ERK-2, MEK-1 and c-Raf-1 interact with both domains of arrestin2 and arrestin3. COS-7 cells were transfected with plasmids encoding FLAG-tagged arrestin2 (A2), arrestin2 N-domain (A2N), arrestin2 C-domain (A2C), arrestin3 (A3), arrestin3 N-domain (A3N), or arrestin3 C-domain (A3C). HA-tagged ERK2, MEK1, and c-Raf1 were co-expressed with indicated FLAG-tagged arrestins. Arrestins were immunoprecipitated with M2 anti-FLAG antibody, and precipitates were probed for ERK2-HA (A), MEK1-HA (B) or c-Raf-1-HA (C). Alternatively, individually expressed kinases were immunoprecipitated with anti-HA antibody, and the precipitates were probed for arrestins using anti-FLAG antibody (A-C). The relative expression of each protein was confirmed by immunoblotting cell lysates (shown in the two lower blots in each panel). Asterisks, nonspecific band (heavy chain of the antibody).

FIGURE 8.

Arrestin3-specific residues on the non-receptor-binding side of the molecule. The residues that are specific for arrestin3 (absent in the other three mammalian subtypes) were identified based on sequence alignment in (1). The positions of residues that represent nonconservative and conservative substitutions (as compared with arrestin2) are highlighted in red and green, respectively. Because the structure of arrestin3 was not solved, high-resolution structure of arrestin2 (PDB ID 1G4M) (27) was used to generate this picture. Three views are shown: upper panel, receptor-binding side (view down the concave sides of both domains); middle panel, side view; and lower panel, non-receptor-binding “back” of the arrestin molecule where signaling molecules interacting with the arrestin-receptor complex bind.

FIGURE 9.

Model of the MAPK signaling module organized by arrestin.
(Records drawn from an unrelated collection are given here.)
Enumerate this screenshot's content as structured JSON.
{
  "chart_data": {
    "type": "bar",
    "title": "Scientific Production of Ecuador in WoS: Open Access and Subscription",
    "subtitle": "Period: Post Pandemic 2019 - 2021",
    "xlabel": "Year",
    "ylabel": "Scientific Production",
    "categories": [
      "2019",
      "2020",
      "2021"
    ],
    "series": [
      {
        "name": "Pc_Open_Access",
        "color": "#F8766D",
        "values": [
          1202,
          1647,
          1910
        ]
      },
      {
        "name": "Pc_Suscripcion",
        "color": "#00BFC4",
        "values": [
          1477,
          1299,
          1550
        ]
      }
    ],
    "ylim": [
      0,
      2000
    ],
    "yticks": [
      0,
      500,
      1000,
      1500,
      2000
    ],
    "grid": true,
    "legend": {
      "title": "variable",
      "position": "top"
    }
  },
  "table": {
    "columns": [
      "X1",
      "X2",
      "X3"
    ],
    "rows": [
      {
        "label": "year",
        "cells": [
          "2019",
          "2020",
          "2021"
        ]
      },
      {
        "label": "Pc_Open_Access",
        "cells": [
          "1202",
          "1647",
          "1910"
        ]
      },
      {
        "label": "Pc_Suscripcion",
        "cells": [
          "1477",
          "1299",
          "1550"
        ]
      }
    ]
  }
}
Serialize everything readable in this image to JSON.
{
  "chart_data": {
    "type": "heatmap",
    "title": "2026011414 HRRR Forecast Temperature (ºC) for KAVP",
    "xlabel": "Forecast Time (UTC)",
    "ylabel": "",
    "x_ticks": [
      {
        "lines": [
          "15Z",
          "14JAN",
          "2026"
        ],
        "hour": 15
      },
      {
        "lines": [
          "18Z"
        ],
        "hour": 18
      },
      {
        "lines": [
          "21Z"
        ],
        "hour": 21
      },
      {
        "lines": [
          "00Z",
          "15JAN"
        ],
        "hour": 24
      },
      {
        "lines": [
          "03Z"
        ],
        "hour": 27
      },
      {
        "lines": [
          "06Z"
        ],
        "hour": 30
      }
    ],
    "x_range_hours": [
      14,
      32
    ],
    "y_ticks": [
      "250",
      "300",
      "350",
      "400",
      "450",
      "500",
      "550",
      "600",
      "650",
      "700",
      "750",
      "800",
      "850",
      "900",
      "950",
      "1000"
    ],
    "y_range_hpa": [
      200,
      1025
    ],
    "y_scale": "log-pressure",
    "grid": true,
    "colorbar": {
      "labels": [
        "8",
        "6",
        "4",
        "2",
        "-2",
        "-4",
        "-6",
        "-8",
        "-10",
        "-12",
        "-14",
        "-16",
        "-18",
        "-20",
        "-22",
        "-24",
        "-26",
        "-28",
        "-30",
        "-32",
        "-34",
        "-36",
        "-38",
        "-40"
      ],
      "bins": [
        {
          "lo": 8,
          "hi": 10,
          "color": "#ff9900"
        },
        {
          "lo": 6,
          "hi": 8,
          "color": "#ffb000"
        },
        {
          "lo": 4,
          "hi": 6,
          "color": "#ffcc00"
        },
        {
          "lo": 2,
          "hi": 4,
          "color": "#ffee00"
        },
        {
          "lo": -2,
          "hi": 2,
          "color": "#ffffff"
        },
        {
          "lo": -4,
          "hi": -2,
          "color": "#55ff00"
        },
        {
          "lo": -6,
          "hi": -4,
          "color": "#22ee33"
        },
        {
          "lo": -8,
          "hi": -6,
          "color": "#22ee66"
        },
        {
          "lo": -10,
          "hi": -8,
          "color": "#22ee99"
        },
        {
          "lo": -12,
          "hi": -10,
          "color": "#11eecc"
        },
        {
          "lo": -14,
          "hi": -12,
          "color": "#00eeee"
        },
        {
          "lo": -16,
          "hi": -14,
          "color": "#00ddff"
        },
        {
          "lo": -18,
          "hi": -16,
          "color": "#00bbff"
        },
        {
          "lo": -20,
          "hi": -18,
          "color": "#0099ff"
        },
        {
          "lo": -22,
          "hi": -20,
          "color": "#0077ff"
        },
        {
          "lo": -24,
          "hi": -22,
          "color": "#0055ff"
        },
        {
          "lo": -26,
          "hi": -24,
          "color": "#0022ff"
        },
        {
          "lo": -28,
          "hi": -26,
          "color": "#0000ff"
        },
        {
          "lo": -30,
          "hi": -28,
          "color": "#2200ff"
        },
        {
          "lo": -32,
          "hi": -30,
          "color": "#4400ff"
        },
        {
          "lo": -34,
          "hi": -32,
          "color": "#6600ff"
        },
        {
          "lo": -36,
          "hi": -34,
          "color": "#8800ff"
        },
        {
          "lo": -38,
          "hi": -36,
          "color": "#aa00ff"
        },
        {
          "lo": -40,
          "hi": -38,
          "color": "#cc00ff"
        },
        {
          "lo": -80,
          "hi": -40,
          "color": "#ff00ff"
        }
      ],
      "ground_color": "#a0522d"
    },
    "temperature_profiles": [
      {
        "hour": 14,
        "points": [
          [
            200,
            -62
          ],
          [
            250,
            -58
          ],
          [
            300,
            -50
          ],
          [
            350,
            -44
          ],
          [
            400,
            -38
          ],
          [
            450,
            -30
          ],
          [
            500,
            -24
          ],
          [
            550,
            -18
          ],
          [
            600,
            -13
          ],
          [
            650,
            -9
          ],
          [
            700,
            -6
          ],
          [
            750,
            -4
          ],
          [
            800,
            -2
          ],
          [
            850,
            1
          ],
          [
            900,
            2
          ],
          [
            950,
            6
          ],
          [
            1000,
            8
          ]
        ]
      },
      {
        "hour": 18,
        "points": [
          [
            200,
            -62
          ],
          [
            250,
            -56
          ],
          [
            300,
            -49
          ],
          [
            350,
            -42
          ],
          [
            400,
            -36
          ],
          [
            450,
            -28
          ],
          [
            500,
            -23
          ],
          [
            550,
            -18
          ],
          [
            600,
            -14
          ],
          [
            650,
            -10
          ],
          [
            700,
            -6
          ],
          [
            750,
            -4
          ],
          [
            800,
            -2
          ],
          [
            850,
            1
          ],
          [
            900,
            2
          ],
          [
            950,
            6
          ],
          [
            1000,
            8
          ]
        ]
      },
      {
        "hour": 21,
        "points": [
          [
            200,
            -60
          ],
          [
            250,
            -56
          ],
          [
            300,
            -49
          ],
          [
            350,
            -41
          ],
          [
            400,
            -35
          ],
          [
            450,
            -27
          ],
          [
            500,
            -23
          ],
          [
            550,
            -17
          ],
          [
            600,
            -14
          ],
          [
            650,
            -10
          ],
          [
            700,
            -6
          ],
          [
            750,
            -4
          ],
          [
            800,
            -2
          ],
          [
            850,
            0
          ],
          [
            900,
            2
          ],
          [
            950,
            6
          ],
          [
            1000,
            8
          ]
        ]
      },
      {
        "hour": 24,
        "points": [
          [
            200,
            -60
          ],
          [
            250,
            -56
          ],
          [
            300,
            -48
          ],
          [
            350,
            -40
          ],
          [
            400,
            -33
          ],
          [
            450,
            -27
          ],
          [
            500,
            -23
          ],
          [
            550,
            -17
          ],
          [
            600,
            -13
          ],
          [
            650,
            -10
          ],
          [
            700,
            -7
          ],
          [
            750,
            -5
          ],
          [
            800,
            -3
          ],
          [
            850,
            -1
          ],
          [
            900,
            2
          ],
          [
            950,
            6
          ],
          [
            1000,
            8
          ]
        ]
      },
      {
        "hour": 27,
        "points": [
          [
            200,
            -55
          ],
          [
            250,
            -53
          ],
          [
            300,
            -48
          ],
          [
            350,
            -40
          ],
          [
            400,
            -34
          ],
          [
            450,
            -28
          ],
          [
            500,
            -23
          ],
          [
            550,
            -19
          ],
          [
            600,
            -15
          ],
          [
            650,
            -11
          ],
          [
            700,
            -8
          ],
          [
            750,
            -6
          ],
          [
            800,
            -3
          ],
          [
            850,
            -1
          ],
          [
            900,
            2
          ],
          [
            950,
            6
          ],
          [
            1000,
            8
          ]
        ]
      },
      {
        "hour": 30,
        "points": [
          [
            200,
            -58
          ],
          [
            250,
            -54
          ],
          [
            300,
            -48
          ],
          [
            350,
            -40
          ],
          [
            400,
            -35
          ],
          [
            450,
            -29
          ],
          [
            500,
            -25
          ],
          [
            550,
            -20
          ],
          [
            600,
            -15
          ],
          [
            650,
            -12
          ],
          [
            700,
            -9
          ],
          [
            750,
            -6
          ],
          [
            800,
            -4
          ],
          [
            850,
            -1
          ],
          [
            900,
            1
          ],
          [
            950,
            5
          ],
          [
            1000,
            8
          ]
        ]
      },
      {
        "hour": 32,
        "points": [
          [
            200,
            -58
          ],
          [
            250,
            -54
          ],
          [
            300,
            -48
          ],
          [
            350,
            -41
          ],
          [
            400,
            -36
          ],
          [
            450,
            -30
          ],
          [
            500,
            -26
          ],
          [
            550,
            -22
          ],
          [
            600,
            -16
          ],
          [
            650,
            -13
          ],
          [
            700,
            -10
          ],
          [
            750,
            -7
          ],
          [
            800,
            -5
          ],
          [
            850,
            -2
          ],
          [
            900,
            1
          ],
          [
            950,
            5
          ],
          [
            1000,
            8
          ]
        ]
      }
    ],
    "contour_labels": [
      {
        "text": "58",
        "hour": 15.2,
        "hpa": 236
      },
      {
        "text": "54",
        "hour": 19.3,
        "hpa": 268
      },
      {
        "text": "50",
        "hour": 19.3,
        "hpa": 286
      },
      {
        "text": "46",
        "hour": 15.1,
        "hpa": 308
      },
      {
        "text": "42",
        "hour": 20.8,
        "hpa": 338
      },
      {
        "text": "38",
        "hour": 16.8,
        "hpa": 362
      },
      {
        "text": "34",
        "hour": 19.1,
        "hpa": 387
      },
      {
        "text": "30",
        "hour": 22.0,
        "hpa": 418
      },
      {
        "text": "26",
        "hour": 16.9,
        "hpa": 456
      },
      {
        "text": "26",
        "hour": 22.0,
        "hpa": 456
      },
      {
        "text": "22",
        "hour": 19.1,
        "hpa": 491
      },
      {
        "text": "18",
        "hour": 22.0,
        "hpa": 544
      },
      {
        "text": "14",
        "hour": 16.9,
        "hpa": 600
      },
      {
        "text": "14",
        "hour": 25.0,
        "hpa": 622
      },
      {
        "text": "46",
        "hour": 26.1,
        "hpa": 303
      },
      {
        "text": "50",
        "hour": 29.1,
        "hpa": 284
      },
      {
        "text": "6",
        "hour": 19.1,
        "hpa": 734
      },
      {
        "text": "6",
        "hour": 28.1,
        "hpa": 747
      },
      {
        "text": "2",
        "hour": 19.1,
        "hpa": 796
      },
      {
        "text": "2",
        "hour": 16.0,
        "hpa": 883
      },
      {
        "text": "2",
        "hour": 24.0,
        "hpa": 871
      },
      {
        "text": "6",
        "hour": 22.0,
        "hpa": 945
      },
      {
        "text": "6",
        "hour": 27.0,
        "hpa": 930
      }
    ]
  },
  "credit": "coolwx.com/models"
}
Front (A) and side (B) views of the three-dimensional model of arrestin complex with the three MAP kinases are shown. Arrestin (green) is shown as an elongated two-domain molecule. All the kinases are shown with thick cylinders representing kinase domain, and thin ones representing N- and C-terminal elements. MAPKKK (pink) is represented as ASK1 dimer in the JNK3 pathway with its C and kinase domain interacting with arrestin, and MAPK (purple) with its N terminus interacting with arrestin. MAPKK (yellow) also interacts with both domains of arrestin.